Я направил на своего товарища, почти друга, взгляд, пристальный, как чертовски точный перископ.

— Может, ты воображаешь, что они могли спрятать этот кусок булыжника в ящик для галстуков в одной из кают?

— Я хочу увидеть корабль, прежде чем продолжить этот разговор, — глубокомысленно заявил он.

Больше из него ничего было не вытянуть, прямо сфинкс, этот Пино. У всех шерлок-холмсистов культ тайны.

Спустя несколько часов наш друг Кессаклу показал на сверкающий синий простор: вдали на море виднелось желтоватое пятнышко.

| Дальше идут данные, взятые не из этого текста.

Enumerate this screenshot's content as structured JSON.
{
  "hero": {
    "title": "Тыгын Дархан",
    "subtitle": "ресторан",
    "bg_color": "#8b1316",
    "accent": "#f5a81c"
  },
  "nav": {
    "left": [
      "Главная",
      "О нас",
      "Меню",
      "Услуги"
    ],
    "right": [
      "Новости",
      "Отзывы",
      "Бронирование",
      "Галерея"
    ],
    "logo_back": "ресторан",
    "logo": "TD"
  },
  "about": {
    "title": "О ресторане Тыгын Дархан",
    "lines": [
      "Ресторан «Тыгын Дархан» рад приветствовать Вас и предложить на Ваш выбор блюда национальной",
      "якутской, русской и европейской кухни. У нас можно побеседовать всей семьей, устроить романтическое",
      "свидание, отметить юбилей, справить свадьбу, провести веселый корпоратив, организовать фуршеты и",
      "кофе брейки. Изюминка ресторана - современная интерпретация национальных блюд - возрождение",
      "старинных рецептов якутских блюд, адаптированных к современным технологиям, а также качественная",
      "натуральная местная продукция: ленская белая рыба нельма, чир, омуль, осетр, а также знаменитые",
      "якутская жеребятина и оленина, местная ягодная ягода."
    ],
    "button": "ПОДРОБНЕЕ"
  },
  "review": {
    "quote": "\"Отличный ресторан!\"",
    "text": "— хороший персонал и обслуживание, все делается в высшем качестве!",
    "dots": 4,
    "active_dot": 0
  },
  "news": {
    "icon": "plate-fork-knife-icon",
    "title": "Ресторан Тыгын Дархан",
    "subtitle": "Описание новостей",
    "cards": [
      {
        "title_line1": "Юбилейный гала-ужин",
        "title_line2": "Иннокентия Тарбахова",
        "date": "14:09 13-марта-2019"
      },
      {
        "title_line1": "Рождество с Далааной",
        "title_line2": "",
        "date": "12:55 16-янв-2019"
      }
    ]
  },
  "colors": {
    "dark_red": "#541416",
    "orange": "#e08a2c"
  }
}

— Самофракия! — объявил он.

— Отличная дыра, — пробормотал я.

— Да, — согласился мой компаньон, — жалко только, если поблизости не найдется кафе: я умираю от жажды! Должно быть интересно провести здесь отпуск, в хорошем шезлонге и с бутылочкой охлажденного мюскаде...

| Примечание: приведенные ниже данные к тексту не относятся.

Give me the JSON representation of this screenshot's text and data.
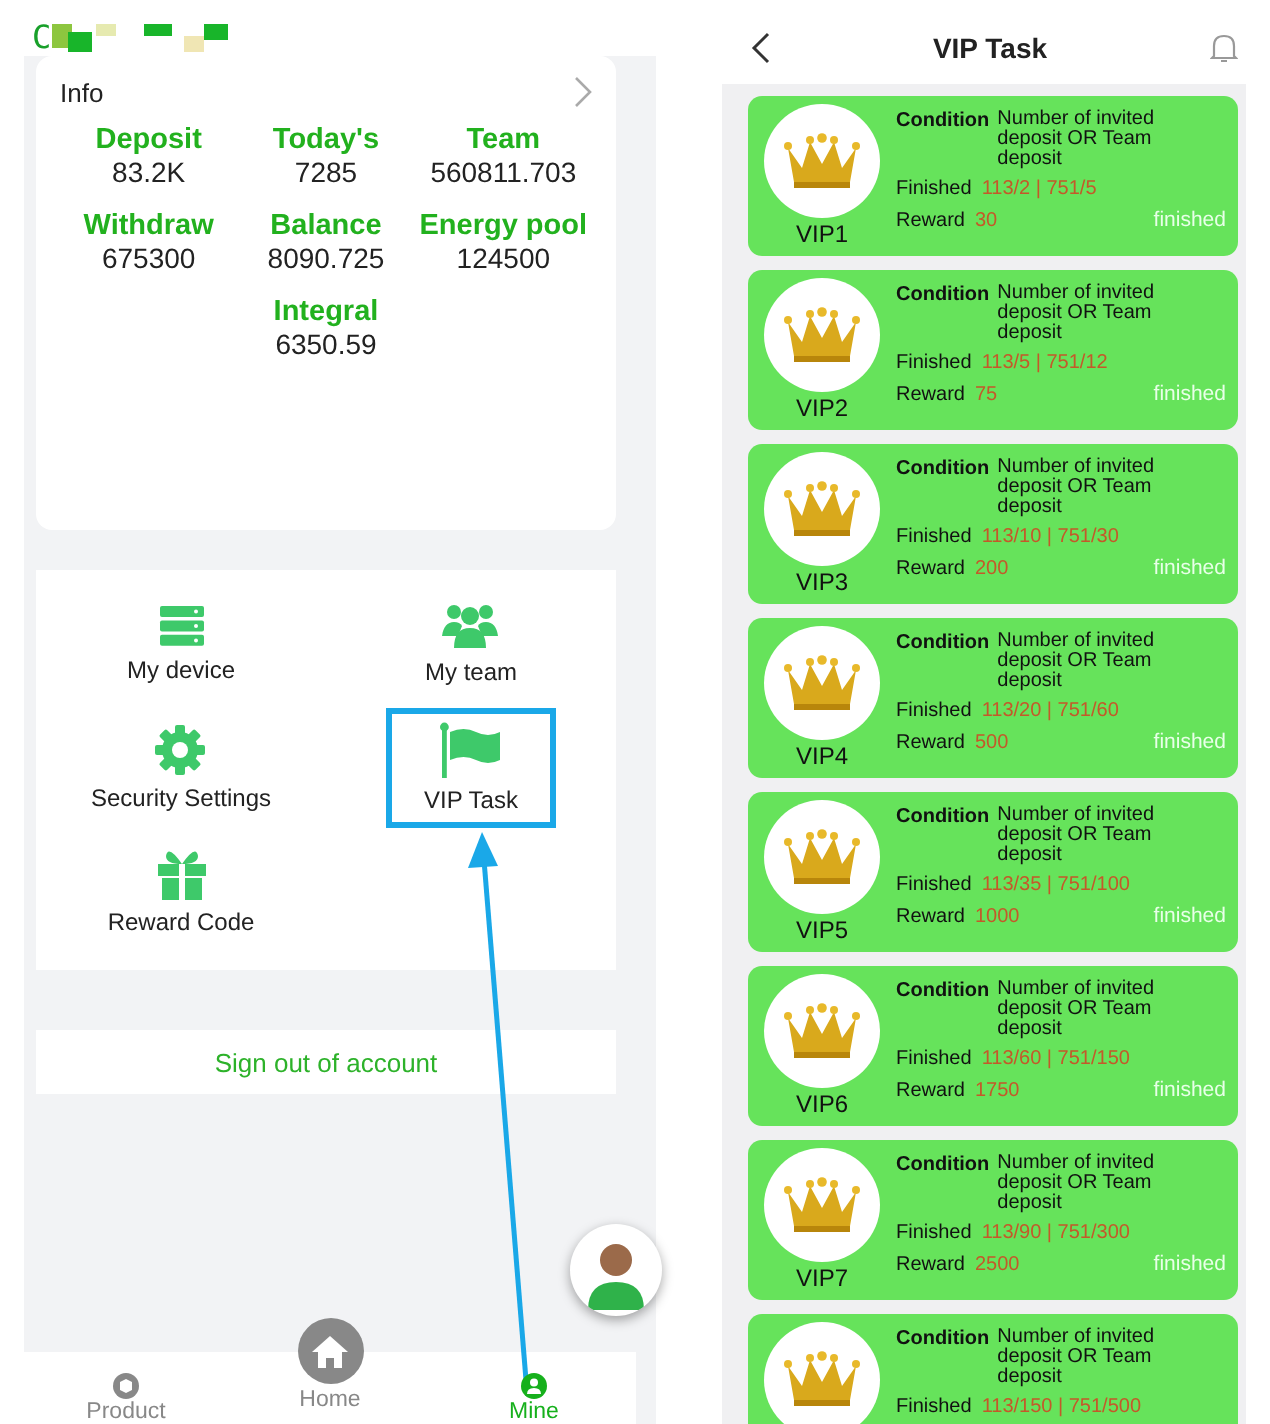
{
  "mine_screen": {
    "user_name": "C",
    "info": {
      "title": "Info",
      "stats": [
        {
          "label": "Deposit",
          "value": "83.2K"
        },
        {
          "label": "Today's",
          "value": "7285"
        },
        {
          "label": "Team",
          "value": "560811.703"
        },
        {
          "label": "Withdraw",
          "value": "675300"
        },
        {
          "label": "Balance",
          "value": "8090.725"
        },
        {
          "label": "Energy pool",
          "value": "124500"
        },
        {
          "label": "Integral",
          "value": "6350.59"
        }
      ]
    },
    "menu": [
      {
        "label": "My device",
        "highlighted": false
      },
      {
        "label": "My team",
        "highlighted": false
      },
      {
        "label": "Security Settings",
        "highlighted": false
      },
      {
        "label": "VIP Task",
        "highlighted": true
      },
      {
        "label": "Reward Code",
        "highlighted": false
      }
    ],
    "sign_out": "Sign out of account",
    "nav": [
      {
        "label": "Product",
        "kind": "tab",
        "selected": false
      },
      {
        "label": "Home",
        "kind": "raised",
        "selected": false
      },
      {
        "label": "Mine",
        "kind": "tab",
        "selected": true
      }
    ]
  },
  "vip_screen": {
    "title": "VIP Task",
    "cards": [
      {
        "vip": "VIP1",
        "condition_label": "Condition",
        "condition": "Number of invited deposit OR Team deposit",
        "finished_label": "Finished",
        "finished": "113/2 | 751/5",
        "reward_label": "Reward",
        "reward": "30",
        "status": "finished"
      },
      {
        "vip": "VIP2",
        "condition_label": "Condition",
        "condition": "Number of invited deposit OR Team deposit",
        "finished_label": "Finished",
        "finished": "113/5 | 751/12",
        "reward_label": "Reward",
        "reward": "75",
        "status": "finished"
      },
      {
        "vip": "VIP3",
        "condition_label": "Condition",
        "condition": "Number of invited deposit OR Team deposit",
        "finished_label": "Finished",
        "finished": "113/10 | 751/30",
        "reward_label": "Reward",
        "reward": "200",
        "status": "finished"
      },
      {
        "vip": "VIP4",
        "condition_label": "Condition",
        "condition": "Number of invited deposit OR Team deposit",
        "finished_label": "Finished",
        "finished": "113/20 | 751/60",
        "reward_label": "Reward",
        "reward": "500",
        "status": "finished"
      },
      {
        "vip": "VIP5",
        "condition_label": "Condition",
        "condition": "Number of invited deposit OR Team deposit",
        "finished_label": "Finished",
        "finished": "113/35 | 751/100",
        "reward_label": "Reward",
        "reward": "1000",
        "status": "finished"
      },
      {
        "vip": "VIP6",
        "condition_label": "Condition",
        "condition": "Number of invited deposit OR Team deposit",
        "finished_label": "Finished",
        "finished": "113/60 | 751/150",
        "reward_label": "Reward",
        "reward": "1750",
        "status": "finished"
      },
      {
        "vip": "VIP7",
        "condition_label": "Condition",
        "condition": "Number of invited deposit OR Team deposit",
        "finished_label": "Finished",
        "finished": "113/90 | 751/300",
        "reward_label": "Reward",
        "reward": "2500",
        "status": "finished"
      },
      {
        "condition_label": "Condition",
        "condition": "Number of invited deposit OR Team deposit",
        "finished_label": "Finished",
        "finished": "113/150 | 751/500"
      }
    ]
  }
}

Вдоль блистающего залива скользила моторная лодка.

— Это чтобы доставить нас на борт, — предупредил Кессаклу.

«Кавулом-Кавулос» стоял на якоре в четверти мили от берега. Через несколько минут мы ступили на обрезанную лестницу (видать, предназначенную для раввинов) и вскарабкались на борт махины. Помощник капитана (ставший капитаном после госпитализации своего предшественника) принял нас в красивой белой форме, которая делала его похожим на яхтсмена. Это был человек лет сорока, стройный, красивый парень с изящными движениями.

— Вот здесь и была помещена Ника! — сказал офицер, показывая на четыре железные стойки, привинченные к полу.

— Мы блокировали ящик между этими металлическими балками, специальным образом закрепленными, чтобы обеспечить статуе полнейшее равновесие. Можно было бы перевернуть корабль вверх дном, и статуя бы не шевельнулась.

— Сколько человек на борту? — спросил я.

— Тридцать четыре, включая офицеров.

Он приподнял левую бровь, что не означало, впрочем, что он записался в коммунисты, а только выражало некоторое удивление.

— Вы наняли дополнительные силы ввиду подобного груза?

На этот раз поднялась правая бровь, что не означало усиления симпатии к правым, но просто возрастание удивления.

— Что вы имеете в виду?

Я улыбнулся ему как можно слаще.

— Мой вопрос, в сущности, совсем простой. Когда вы покидали ваш порт приписки, отправляясь в Марсель, вы наняли новых моряков?

— Без сомнения, — ответил офицер. — Экипажи распадаются и собираются заново. Я думаю, мы должны были завербовать в Патрасе с полдюжины человек, прежде чем выйти в море.

— Мне было бы очень приятно побеседовать с ними!

На этот раз офицер разинул рот, что не говорило о том, что он страдает от одышки, но показывало, что его удивление достигло предела.

— Я не понимаю: зачем? — выдавил он шепотом, благо глотка его была разинута.